We use parentheses when we want to do arithmetic operations in a different order than MDAS. This means that the main purpose of the parentheses is to allow you to add and subtract before you multiply and divide.
Rule
When you have parentheses in a problem, you calculate the expression inside the parentheses first as if it was its own problem. When you’ve done that, solve the problem according to MDAS.
Before you get to look at combined problems, I’ll teach you how parentheses work.
Multiple numbers inside parentheses: Add the numbers to each other:
$$(2+3)=(5)=5$$ |
A number multiplied by parentheses with numbers inside: Solve the expression inside the parentheses, then multiply by the number outside:
$$3(4+2)=3(6)=18$$ |
Parentheses multiplied by parentheses: Solve the expression inside each of the parentheses, then multiply the remaining numbers with each other:
$$(3+6)(5+1)=(9)(6)=54$$ |
A number multiplied by parentheses multiplied by another parentheses: Solve the expression inside of each of the parentheses, then multiply the remaining numbers by each other:
$$2(4+1)(7+3)=2(5)(10)=100$$ |
Think About This
What do you think the calculations would have looked like if there were no parentheses?

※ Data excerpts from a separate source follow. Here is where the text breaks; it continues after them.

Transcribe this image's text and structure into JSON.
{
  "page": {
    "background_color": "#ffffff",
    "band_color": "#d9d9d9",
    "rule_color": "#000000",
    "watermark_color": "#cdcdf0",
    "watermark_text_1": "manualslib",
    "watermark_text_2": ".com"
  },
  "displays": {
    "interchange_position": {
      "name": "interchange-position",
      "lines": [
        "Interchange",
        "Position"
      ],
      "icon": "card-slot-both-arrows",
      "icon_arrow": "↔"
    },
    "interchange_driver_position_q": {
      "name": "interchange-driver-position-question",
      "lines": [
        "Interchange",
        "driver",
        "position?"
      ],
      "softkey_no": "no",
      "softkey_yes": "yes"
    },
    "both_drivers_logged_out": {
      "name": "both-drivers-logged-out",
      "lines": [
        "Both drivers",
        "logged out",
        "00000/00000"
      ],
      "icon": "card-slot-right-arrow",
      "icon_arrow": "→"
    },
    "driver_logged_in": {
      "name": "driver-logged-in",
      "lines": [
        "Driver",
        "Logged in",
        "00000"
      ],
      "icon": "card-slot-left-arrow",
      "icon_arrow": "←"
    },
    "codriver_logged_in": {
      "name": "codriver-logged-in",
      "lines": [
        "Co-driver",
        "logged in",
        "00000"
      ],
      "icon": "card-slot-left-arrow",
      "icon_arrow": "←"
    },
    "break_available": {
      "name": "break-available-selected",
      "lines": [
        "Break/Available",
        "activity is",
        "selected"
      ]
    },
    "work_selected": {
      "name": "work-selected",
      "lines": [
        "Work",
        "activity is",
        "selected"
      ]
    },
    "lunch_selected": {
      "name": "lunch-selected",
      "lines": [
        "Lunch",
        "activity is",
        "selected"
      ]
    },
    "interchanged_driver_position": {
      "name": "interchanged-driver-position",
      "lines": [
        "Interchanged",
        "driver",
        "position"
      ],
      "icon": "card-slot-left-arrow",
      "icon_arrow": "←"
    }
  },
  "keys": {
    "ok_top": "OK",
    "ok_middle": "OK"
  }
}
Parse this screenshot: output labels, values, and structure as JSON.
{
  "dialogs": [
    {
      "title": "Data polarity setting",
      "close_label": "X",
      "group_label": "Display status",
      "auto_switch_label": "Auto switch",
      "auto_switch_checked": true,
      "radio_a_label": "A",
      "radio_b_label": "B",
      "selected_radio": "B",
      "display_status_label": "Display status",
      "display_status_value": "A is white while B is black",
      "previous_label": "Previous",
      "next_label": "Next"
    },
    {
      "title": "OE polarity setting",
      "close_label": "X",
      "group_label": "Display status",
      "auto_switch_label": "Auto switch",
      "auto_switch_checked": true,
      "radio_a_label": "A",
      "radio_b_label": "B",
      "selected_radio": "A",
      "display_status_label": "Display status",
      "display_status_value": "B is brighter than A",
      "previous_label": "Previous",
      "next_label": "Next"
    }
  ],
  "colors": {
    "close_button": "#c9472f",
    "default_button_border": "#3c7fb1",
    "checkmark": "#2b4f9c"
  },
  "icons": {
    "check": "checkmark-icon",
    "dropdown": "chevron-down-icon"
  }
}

Compare the following calculations with the calculations above:
In this case, you can see that the answers are the same. These parentheses don’t make any difference:
$$2+3=5$$ |
In this case, you can see that the answers are different. The parentheses changed the order of operations:
$$3\cdot 4+2=12+2=14\ne 18$$ |
In this case, you can see that the answers are different. The parentheses changed the order of operations:
$$3+6\cdot 5+1=3+30+1=34\ne 54$$ |
In this case, you can see that the answers are different. The parentheses changed the order of operations:
$$2\cdot 4+1\cdot 7+3=8+7+3=18\ne 100$$ |